ChatGPT, Gemini, Copilot, and other AI tools are capable of generating impressive sentences and paragraphs from just a simple prompt. These AI models have been trained on vast amounts of human-generated text scraped from the internet. However, as generative AI tools proliferate online, generating large quantities of synthetic content, there’s a concerning possibility: training future generations of AI models with their own data could lead to significant issues.
Model Collapse: A Growing Concern
Researchers argue that training large language models (LLMs) on their own outputs could lead to model collapse. In a recent study published in Nature, Ilia Shumailov and colleagues from the University of Oxford warn that this could result in biased outputs or, more worryingly, complete breakdowns into gibberish.
In their experiments, Shumailov and his team observed that training a language model on text it had already generated led to errors compounding over generations. The OPT-125m model, initially fine-tuned on Wikipedia articles, was fed its own output for further training. By the ninth generation, the model’s responses had become nonsensical — a prompt about 14th-century architecture devolved into a list of jackrabbits.
Why Does This Happen?
Shumailov compares this issue to the game of telephone, where a message passed along by many people gets distorted.

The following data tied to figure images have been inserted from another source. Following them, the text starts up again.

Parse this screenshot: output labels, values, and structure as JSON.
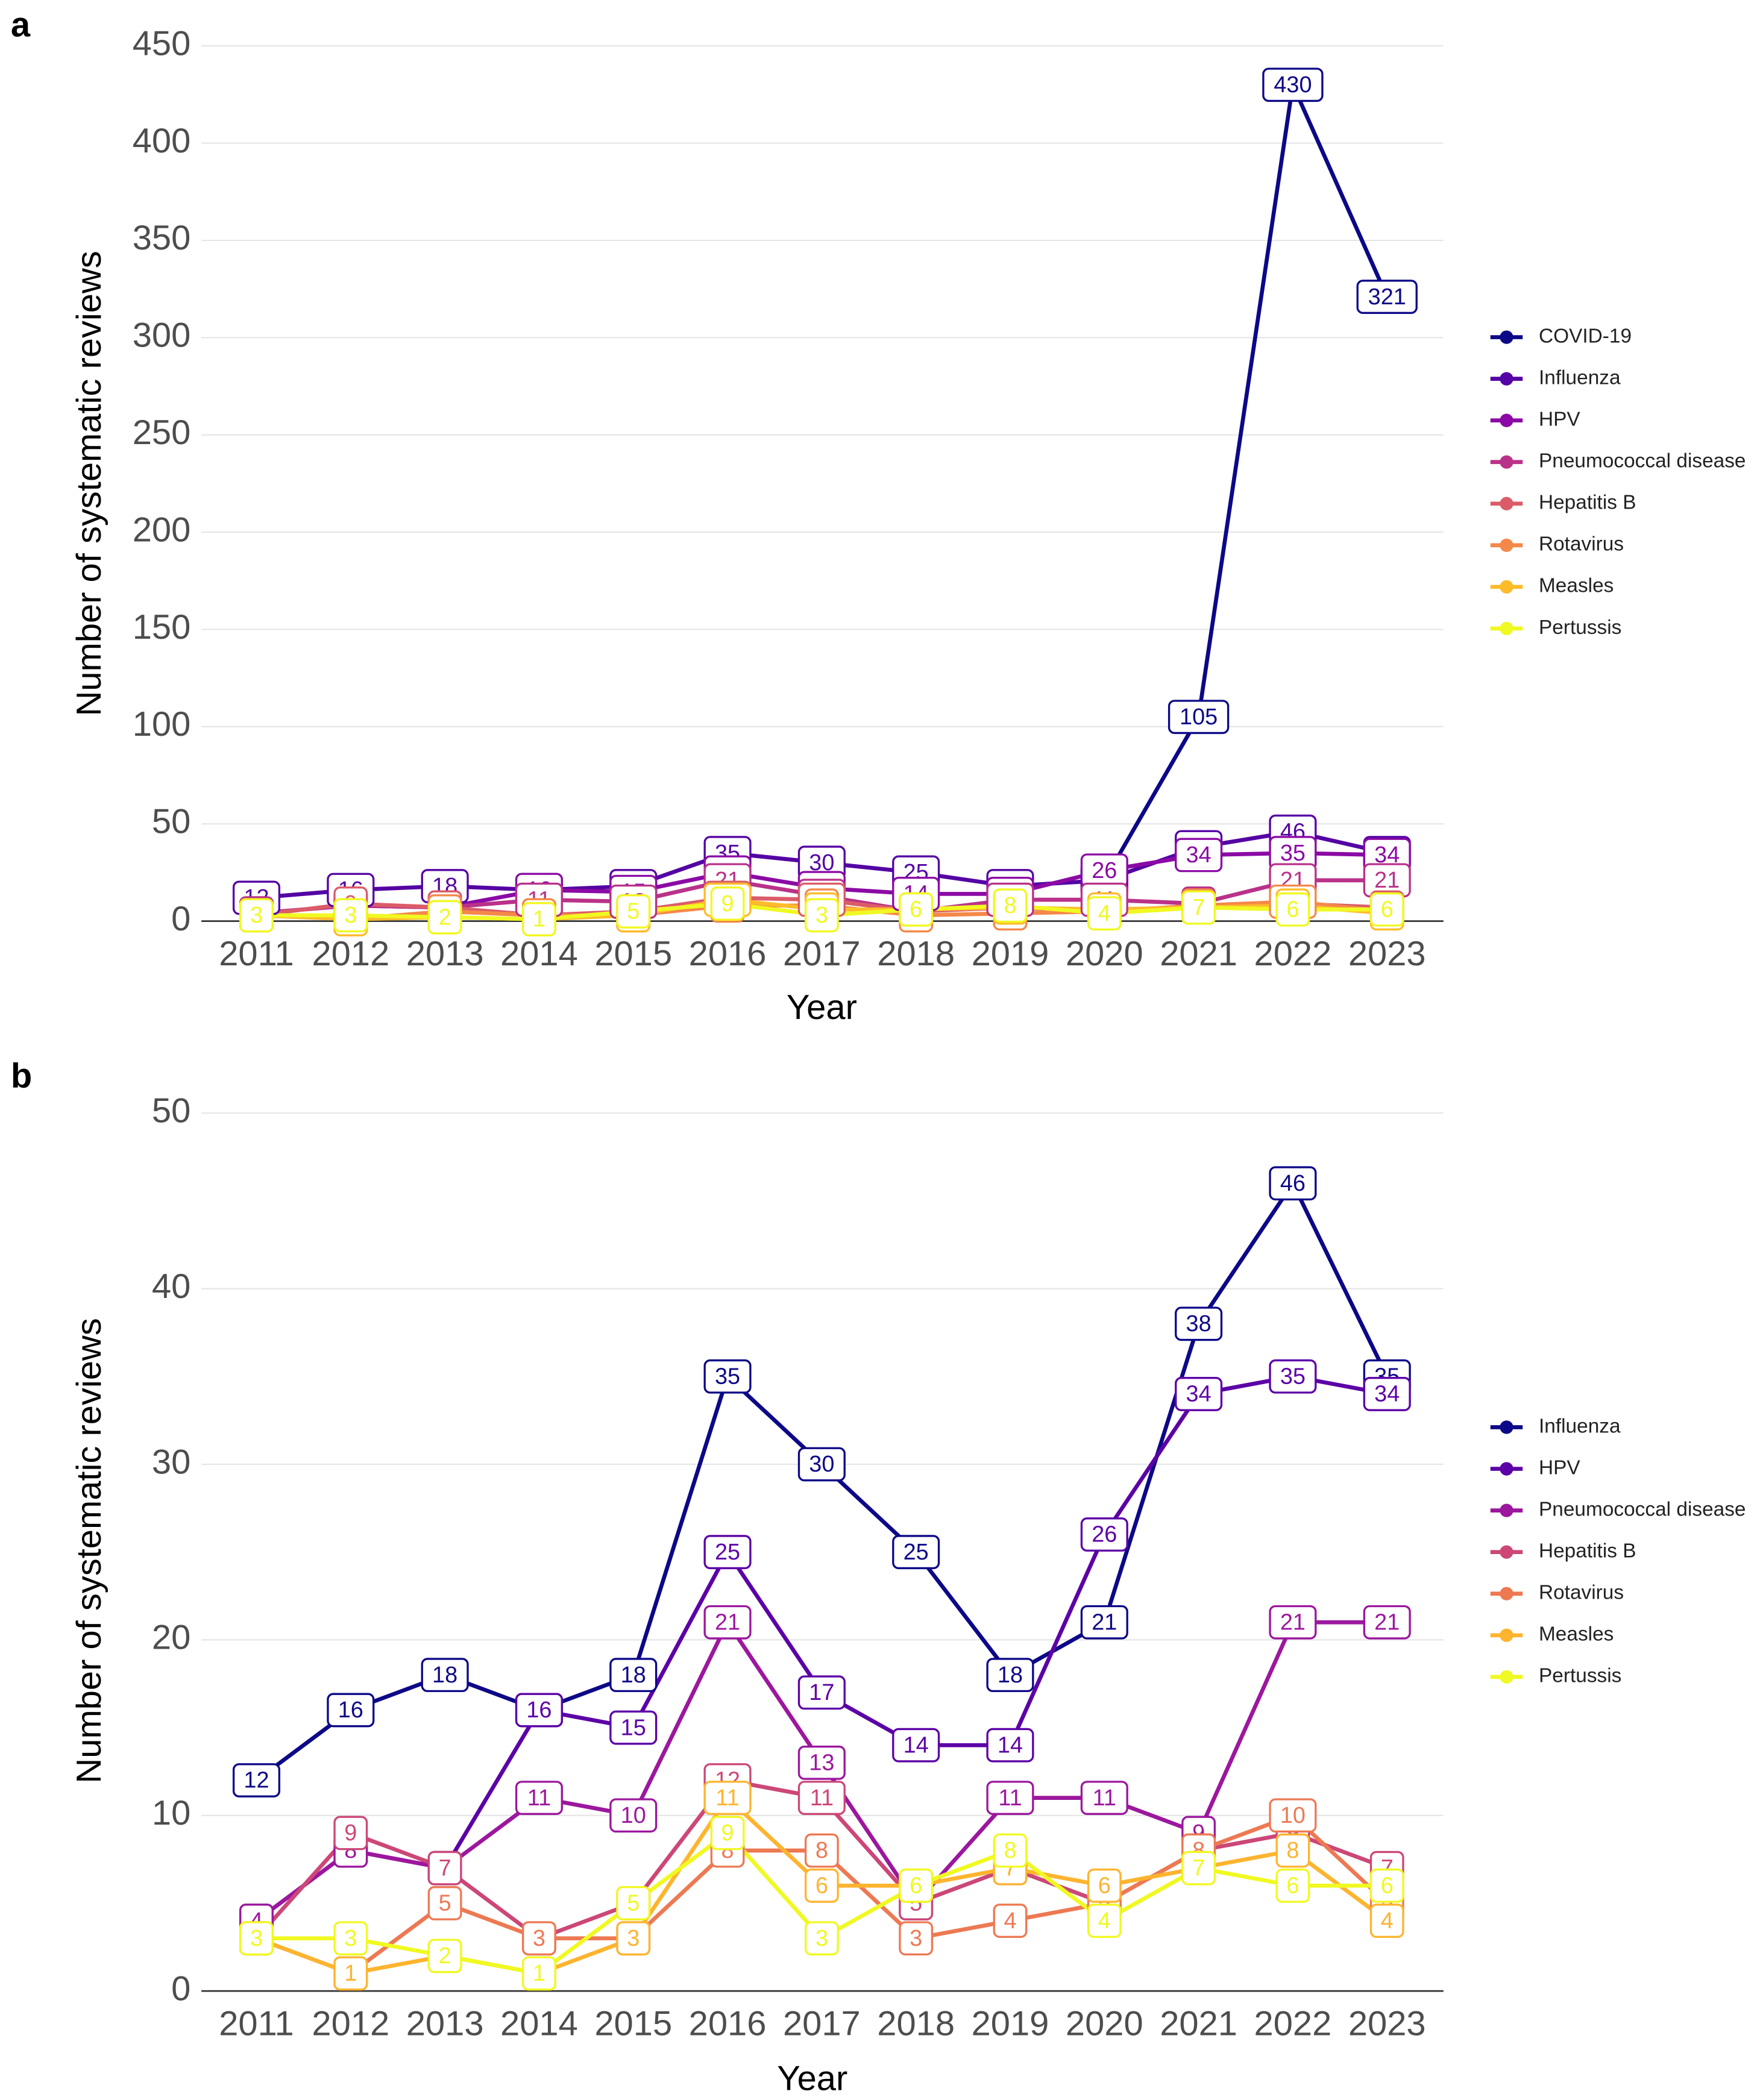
{
  "chart_data": [
    {
      "type": "line",
      "panel_label": "a",
      "x_label": "Year",
      "y_label": "Number of systematic reviews",
      "categories": [
        "2011",
        "2012",
        "2013",
        "2014",
        "2015",
        "2016",
        "2017",
        "2018",
        "2019",
        "2020",
        "2021",
        "2022",
        "2023"
      ],
      "ylim": [
        0,
        450
      ],
      "yticks": [
        0,
        50,
        100,
        150,
        200,
        250,
        300,
        350,
        400,
        450
      ],
      "grid": true,
      "series": [
        {
          "name": "COVID-19",
          "color": "#0d0887",
          "values": [
            null,
            null,
            null,
            null,
            null,
            null,
            null,
            null,
            null,
            21,
            105,
            430,
            321
          ]
        },
        {
          "name": "Influenza",
          "color": "#5402a3",
          "values": [
            12,
            16,
            18,
            16,
            18,
            35,
            30,
            25,
            18,
            21,
            38,
            46,
            35
          ]
        },
        {
          "name": "HPV",
          "color": "#8b0aa5",
          "values": [
            4,
            8,
            7,
            16,
            15,
            25,
            17,
            14,
            14,
            26,
            34,
            35,
            34
          ]
        },
        {
          "name": "Pneumococcal disease",
          "color": "#b93289",
          "values": [
            4,
            8,
            7,
            11,
            10,
            21,
            13,
            5,
            11,
            11,
            9,
            21,
            21
          ]
        },
        {
          "name": "Hepatitis B",
          "color": "#db5c68",
          "values": [
            3,
            9,
            7,
            3,
            5,
            12,
            11,
            5,
            7,
            5,
            8,
            9,
            7
          ]
        },
        {
          "name": "Rotavirus",
          "color": "#f48849",
          "values": [
            3,
            1,
            5,
            3,
            3,
            8,
            8,
            3,
            4,
            5,
            8,
            10,
            5
          ]
        },
        {
          "name": "Measles",
          "color": "#febc2a",
          "values": [
            3,
            1,
            2,
            1,
            3,
            11,
            6,
            6,
            7,
            6,
            7,
            8,
            4
          ]
        },
        {
          "name": "Pertussis",
          "color": "#f0f921",
          "values": [
            3,
            3,
            2,
            1,
            5,
            9,
            3,
            6,
            8,
            4,
            7,
            6,
            6
          ]
        }
      ]
    },
    {
      "type": "line",
      "panel_label": "b",
      "x_label": "Year",
      "y_label": "Number of systematic reviews",
      "categories": [
        "2011",
        "2012",
        "2013",
        "2014",
        "2015",
        "2016",
        "2017",
        "2018",
        "2019",
        "2020",
        "2021",
        "2022",
        "2023"
      ],
      "ylim": [
        0,
        50
      ],
      "yticks": [
        0,
        10,
        20,
        30,
        40,
        50
      ],
      "grid": true,
      "series": [
        {
          "name": "Influenza",
          "color": "#0d0887",
          "values": [
            12,
            16,
            18,
            16,
            18,
            35,
            30,
            25,
            18,
            21,
            38,
            46,
            35
          ]
        },
        {
          "name": "HPV",
          "color": "#5c01a6",
          "values": [
            4,
            8,
            7,
            16,
            15,
            25,
            17,
            14,
            14,
            26,
            34,
            35,
            34
          ]
        },
        {
          "name": "Pneumococcal disease",
          "color": "#9c179e",
          "values": [
            4,
            8,
            7,
            11,
            10,
            21,
            13,
            5,
            11,
            11,
            9,
            21,
            21
          ]
        },
        {
          "name": "Hepatitis B",
          "color": "#cc4778",
          "values": [
            3,
            9,
            7,
            3,
            5,
            12,
            11,
            5,
            7,
            5,
            8,
            9,
            7
          ]
        },
        {
          "name": "Rotavirus",
          "color": "#ed7953",
          "values": [
            3,
            1,
            5,
            3,
            3,
            8,
            8,
            3,
            4,
            5,
            8,
            10,
            5
          ]
        },
        {
          "name": "Measles",
          "color": "#fdb42f",
          "values": [
            3,
            1,
            2,
            1,
            3,
            11,
            6,
            6,
            7,
            6,
            7,
            8,
            4
          ]
        },
        {
          "name": "Pertussis",
          "color": "#f0f921",
          "values": [
            3,
            3,
            2,
            1,
            5,
            9,
            3,
            6,
            8,
            4,
            7,
            6,
            6
          ]
        }
      ]
    }
  ]
}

As models make small errors in generating content, those mistakes are passed along to the next iteration of the model, compounding the issue and slowly erasing the diversity and accuracy present in the original data. Bias could also be exacerbated, and text may degrade into meaningless strings over time.
The Risks of Generative AI Collapsing
Training AI models on their own generated data could result in the loss of important nuanced information, potentially amplifying biases. For instance, a model may become excellent at describing furry cats but fail to represent hairless ones due to skewed training data. Similarly, minority voices, which are often underrepresented in datasets, could disappear over time as their expressions are marginalized.

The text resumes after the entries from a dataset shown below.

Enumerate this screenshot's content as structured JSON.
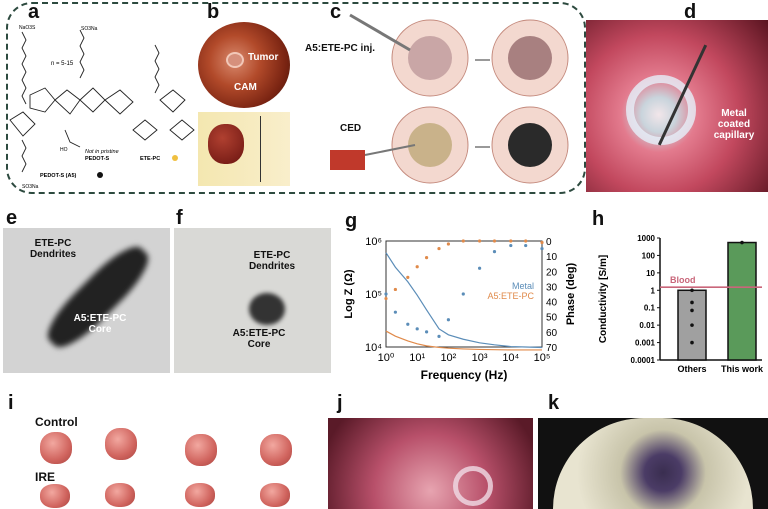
{
  "panels": {
    "a": {
      "label": "a",
      "n_range": "n = 5-15",
      "note": "Not in pristine",
      "note2": "PEDOT-S",
      "pedot": "PEDOT-S (A5)",
      "etepc": "ETE-PC",
      "nao3s": "NaO3S",
      "so3na": "SO3Na",
      "ho": "HO",
      "colors": {
        "pedot": "#111111",
        "etepc": "#f0c040"
      }
    },
    "b": {
      "label": "b",
      "tumor": "Tumor",
      "cam": "CAM"
    },
    "c": {
      "label": "c",
      "inj": "A5:ETE-PC inj.",
      "ced": "CED"
    },
    "d": {
      "label": "d",
      "caption": "Metal coated capillary"
    },
    "e": {
      "label": "e",
      "dendrites": "ETE-PC Dendrites",
      "core": "A5:ETE-PC Core"
    },
    "f": {
      "label": "f",
      "dendrites": "ETE-PC Dendrites",
      "core": "A5:ETE-PC Core"
    },
    "g": {
      "label": "g"
    },
    "h": {
      "label": "h"
    },
    "i": {
      "label": "i",
      "control": "Control",
      "ire": "IRE"
    },
    "j": {
      "label": "j"
    },
    "k": {
      "label": "k"
    }
  },
  "chart_data": [
    {
      "type": "line",
      "panel": "g",
      "xlabel": "Frequency (Hz)",
      "ylabel": "Log Z (Ω)",
      "y2label": "Phase (deg)",
      "x_scale": "log",
      "xlim": [
        1,
        100000
      ],
      "x_ticks": [
        "10⁰",
        "10¹",
        "10²",
        "10³",
        "10⁴",
        "10⁵"
      ],
      "y_scale": "log",
      "ylim": [
        10000,
        1000000
      ],
      "y_ticks": [
        "10⁴",
        "10⁵",
        "10⁶"
      ],
      "y2lim": [
        0,
        70
      ],
      "y2_reversed": true,
      "y2_ticks": [
        "0",
        "10",
        "20",
        "30",
        "40",
        "50",
        "60",
        "70"
      ],
      "legend": [
        "Metal",
        "A5:ETE-PC"
      ],
      "colors": {
        "Metal": "#5b8db8",
        "A5:ETE-PC": "#e08a4a"
      },
      "x": [
        1,
        2,
        5,
        10,
        20,
        50,
        100,
        300,
        1000,
        3000,
        10000,
        30000,
        100000
      ],
      "series": [
        {
          "name": "Metal",
          "kind": "impedance",
          "values": [
            600000,
            320000,
            170000,
            95000,
            50000,
            22000,
            17000,
            14000,
            12000,
            11000,
            10200,
            10000,
            9800
          ]
        },
        {
          "name": "Metal",
          "kind": "phase",
          "values": [
            35,
            47,
            55,
            58,
            60,
            63,
            52,
            35,
            18,
            7,
            3,
            3,
            5
          ]
        },
        {
          "name": "A5:ETE-PC",
          "kind": "impedance",
          "values": [
            20000,
            16000,
            13000,
            11500,
            10500,
            9800,
            9500,
            9200,
            9000,
            8900,
            8800,
            8800,
            8800
          ]
        },
        {
          "name": "A5:ETE-PC",
          "kind": "phase",
          "values": [
            38,
            32,
            24,
            17,
            11,
            5,
            2,
            0,
            0,
            0,
            0,
            0,
            1
          ]
        }
      ]
    },
    {
      "type": "bar",
      "panel": "h",
      "ylabel": "Conductivity [S/m]",
      "y_scale": "log",
      "ylim": [
        0.0001,
        1000
      ],
      "y_ticks": [
        "0.0001",
        "0.001",
        "0.01",
        "0.1",
        "1",
        "10",
        "100",
        "1000"
      ],
      "categories": [
        "Others",
        "This work"
      ],
      "values": [
        1,
        550
      ],
      "colors": [
        "#a0a0a0",
        "#5a9a5a"
      ],
      "points": {
        "Others": [
          1,
          0.2,
          0.07,
          0.01,
          0.001
        ],
        "This work": [
          550
        ]
      },
      "reference_line": {
        "label": "Blood",
        "value": 1.5,
        "color": "#c9667a"
      }
    }
  ]
}
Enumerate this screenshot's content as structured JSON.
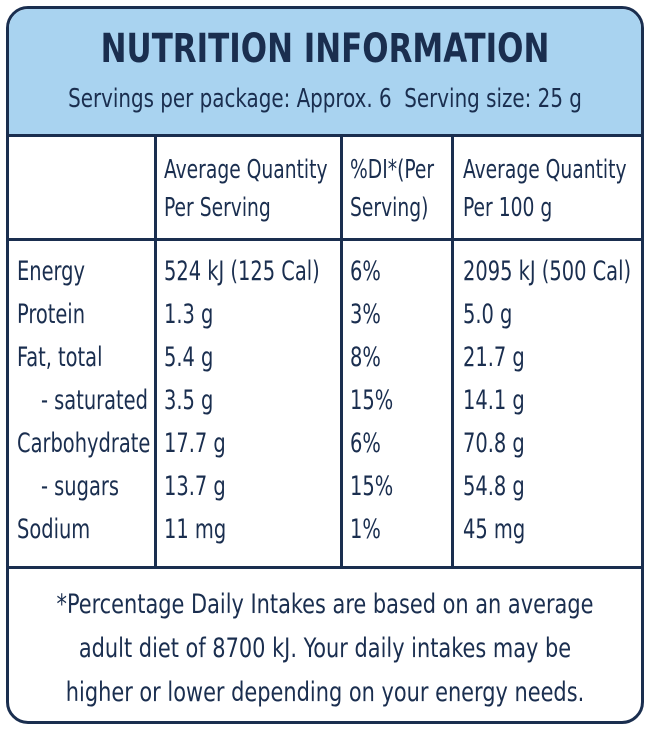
{
  "header": {
    "title": "NUTRITION INFORMATION",
    "servings": "Servings per package: Approx. 6  Serving size: 25 g"
  },
  "columns": {
    "per_serving": [
      "Average Quantity",
      "Per Serving"
    ],
    "di": [
      "%DI*(Per",
      "Serving)"
    ],
    "per_100g": [
      "Average Quantity",
      "Per 100 g"
    ]
  },
  "rows": [
    {
      "name": "Energy",
      "serving": "524 kJ (125 Cal)",
      "di": "6%",
      "per100": "2095 kJ (500 Cal)"
    },
    {
      "name": "Protein",
      "serving": "1.3 g",
      "di": "3%",
      "per100": "5.0 g"
    },
    {
      "name": "Fat, total",
      "serving": "5.4 g",
      "di": "8%",
      "per100": "21.7 g"
    },
    {
      "name": "- saturated",
      "serving": "3.5 g",
      "di": "15%",
      "per100": "14.1 g"
    },
    {
      "name": "Carbohydrate",
      "serving": "17.7 g",
      "di": "6%",
      "per100": "70.8 g"
    },
    {
      "name": "- sugars",
      "serving": "13.7 g",
      "di": "15%",
      "per100": "54.8 g"
    },
    {
      "name": "Sodium",
      "serving": "11 mg",
      "di": "1%",
      "per100": "45 mg"
    }
  ],
  "footer": [
    "*Percentage Daily Intakes are based on an average",
    "adult diet of 8700 kJ. Your daily intakes may be",
    "higher or lower depending on your energy needs."
  ],
  "colors": {
    "header_bg": "#a9d3f0",
    "ink": "#1a2e4f"
  }
}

Leqi Liu, an AI researcher at the University of Texas at Austin, highlights how such collapses could result in more homogeneous and biased AI-generated content. This could undermine the diversity we often seek in text, reducing the uniqueness of AI-generated outputs.
How to Prevent Model Collapse
To avoid this, experts suggest that AI models should not be trained on AI-generated data alone. It’s crucial to maintain a balance by including both human-generated and AI-generated content in training data. This helps ensure the model retains diversity and accuracy. Additionally, capturing the “tail of the distribution”, which includes rare or unique data (such as descriptions of hairless cats or marginalized voices), can help prevent the model from becoming overly skewed.
Despite these risks, big AI companies have systems in place to monitor and correct for issues like data drift, which means the likelihood of catastrophic collapse in large-scale commercial models is relatively low. However, individuals attempting to build their own models on a smaller scale should be aware of these risks and take steps to mitigate them.
This article outlines the potential downfalls of using AI to train more AI, a growing concern for future AI development. As generative AI becomes more common, ensuring data diversity and accuracy remains critical to preventing the collapse of AI models.